А пока, пока мы вместе. Не доезжая до Металлостроя, Чулаки просит повернуть налево, в деревню, в сторону реки. Но дорога узкая, встречный поток машин плотный и повернуть не удается. Едем дальше, и уже за Металлостроем поворачиваем направо. Деревенские улицы с однообразными приземистыми избами и заборами, пусты, ни огонька, ни лая собак, все бело от скрипяще-искрящегося снега. Несколько прощальных слов, пожеланий..

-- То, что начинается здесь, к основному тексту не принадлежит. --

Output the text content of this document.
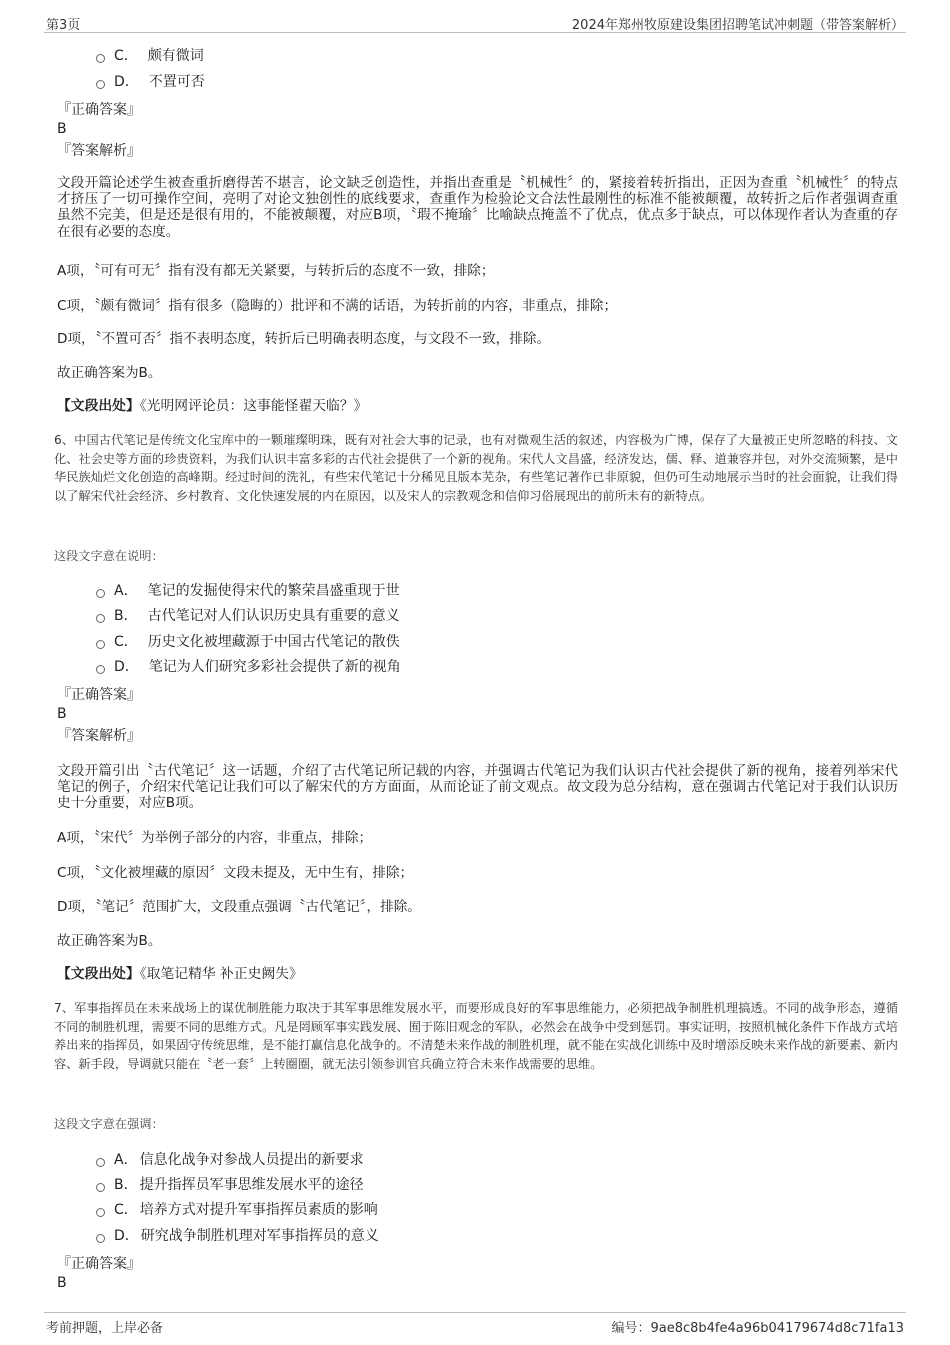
第3页	2024年郑州牧原建设集团招聘笔试冲刺题（带答案解析）
C． 颇有微词
D． 不置可否
『正确答案』
B
『答案解析』
文段开篇论述学生被查重折磨得苦不堪言，论文缺乏创造性，并指出查重是〝机械性〞的，紧接着转折指出，正因为查重〝机械性〞的特点才挤压了一切可操作空间，亮明了对论文独创性的底线要求，查重作为检验论文合法性最刚性的标准不能被颠覆，故转折之后作者强调查重虽然不完美，但是还是很有用的，不能被颠覆，对应B项，〝瑕不掩瑜〞比喻缺点掩盖不了优点，优点多于缺点，可以体现作者认为查重的存在很有必要的态度。
A项，〝可有可无〞指有没有都无关紧要，与转折后的态度不一致，排除；
C项，〝颇有微词〞指有很多（隐晦的）批评和不满的话语，为转折前的内容，非重点，排除；
D项，〝不置可否〞指不表明态度，转折后已明确表明态度，与文段不一致，排除。
故正确答案为B。
【文段出处】《光明网评论员：这事能怪翟天临？》
6、中国古代笔记是传统文化宝库中的一颗璀璨明珠，既有对社会大事的记录，也有对微观生活的叙述，内容极为广博，保存了大量被正史所忽略的科技、文化、社会史等方面的珍贵资料，为我们认识丰富多彩的古代社会提供了一个新的视角。宋代人文昌盛，经济发达，儒、释、道兼容并包，对外交流频繁，是中华民族灿烂文化创造的高峰期。经过时间的洗礼，有些宋代笔记十分稀见且版本芜杂，有些笔记著作已非原貌，但仍可生动地展示当时的社会面貌，让我们得以了解宋代社会经济、乡村教育、文化快速发展的内在原因，以及宋人的宗教观念和信仰习俗展现出的前所未有的新特点。
这段文字意在说明：
A． 笔记的发掘使得宋代的繁荣昌盛重现于世
B． 古代笔记对人们认识历史具有重要的意义
C． 历史文化被埋藏源于中国古代笔记的散佚
D． 笔记为人们研究多彩社会提供了新的视角
『正确答案』
B
『答案解析』
文段开篇引出〝古代笔记〞这一话题，介绍了古代笔记所记载的内容，并强调古代笔记为我们认识古代社会提供了新的视角，接着列举宋代笔记的例子，介绍宋代笔记让我们可以了解宋代的方方面面，从而论证了前文观点。故文段为总分结构，意在强调古代笔记对于我们认识历史十分重要，对应B项。
A项，〝宋代〞为举例子部分的内容，非重点，排除；
C项，〝文化被埋藏的原因〞文段未提及，无中生有，排除；
D项，〝笔记〞范围扩大，文段重点强调〝古代笔记〞，排除。
故正确答案为B。
【文段出处】《取笔记精华 补正史阙失》
7、军事指挥员在未来战场上的谋优制胜能力取决于其军事思维发展水平，而要形成良好的军事思维能力，必须把战争制胜机理搞透。不同的战争形态，遵循不同的制胜机理，需要不同的思维方式。凡是罔顾军事实践发展、囿于陈旧观念的军队，必然会在战争中受到惩罚。事实证明，按照机械化条件下作战方式培养出来的指挥员，如果固守传统思维，是不能打赢信息化战争的。不清楚未来作战的制胜机理，就不能在实战化训练中及时增添反映未来作战的新要素、新内容、新手段，导调就只能在〝老一套〞上转圈圈，就无法引领参训官兵确立符合未来作战需要的思维。
这段文字意在强调：
A． 信息化战争对参战人员提出的新要求
B． 提升指挥员军事思维发展水平的途径
C． 培养方式对提升军事指挥员素质的影响
D． 研究战争制胜机理对军事指挥员的意义
『正确答案』
B
考前押题，上岸必备	编号：9ae8c8b4fe4a96b04179674d8c71fa13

"Что же нам делать, Чулаки?" В ответ -- звенящая, студеная, ослепительно-снежная тишина..
Глава 15.
Зима 2002.
Вятка. "Примус". О прототипах.
В Вятке я нахожусь почти две недели. Мои мужчины остались в промозгло-ветреном Питере, - у них работа. А я наслаждаюсь настоящей русской зимой, похожей на ожившую картинку с дорогой палехской шкатулки. В одиночестве брожу по заснеженным улицам, бегущими то вверх, то вниз, заглядываю в закоулки, выискиваю экзотические дворики с покосившимися сараями и поленницами дров. Деревянные дома с резными наличниками, с рыхлыми, нависающими шапками снега на крышах, обдают запахом деревенского быта, из подворотен лают собаки, вдали сверкают золотом купола соборов и церквей. От стужи воздух искрится серебряными кристалликами инея. Встречные девушки, с румяными от мороза лицами, прикрывают варежками носы, а одеты все одинаково: в кокетливые меховые шапки и долгополые зимние пальто с песцовыми воротниками. Иногда вглядываюсь в лица, но уже много лет не встречаю знакомых, а быть может, просто не узнаю. Город равнодушен ко мне, но и я не ностальгирую при виде школы, парка с танцплощадкой и театральной площади с ледяными горками. Долго стою на высокой набережной над Вяткой-рекой с захватывающей дух панорамой на уходящий в бесконечность белый простор.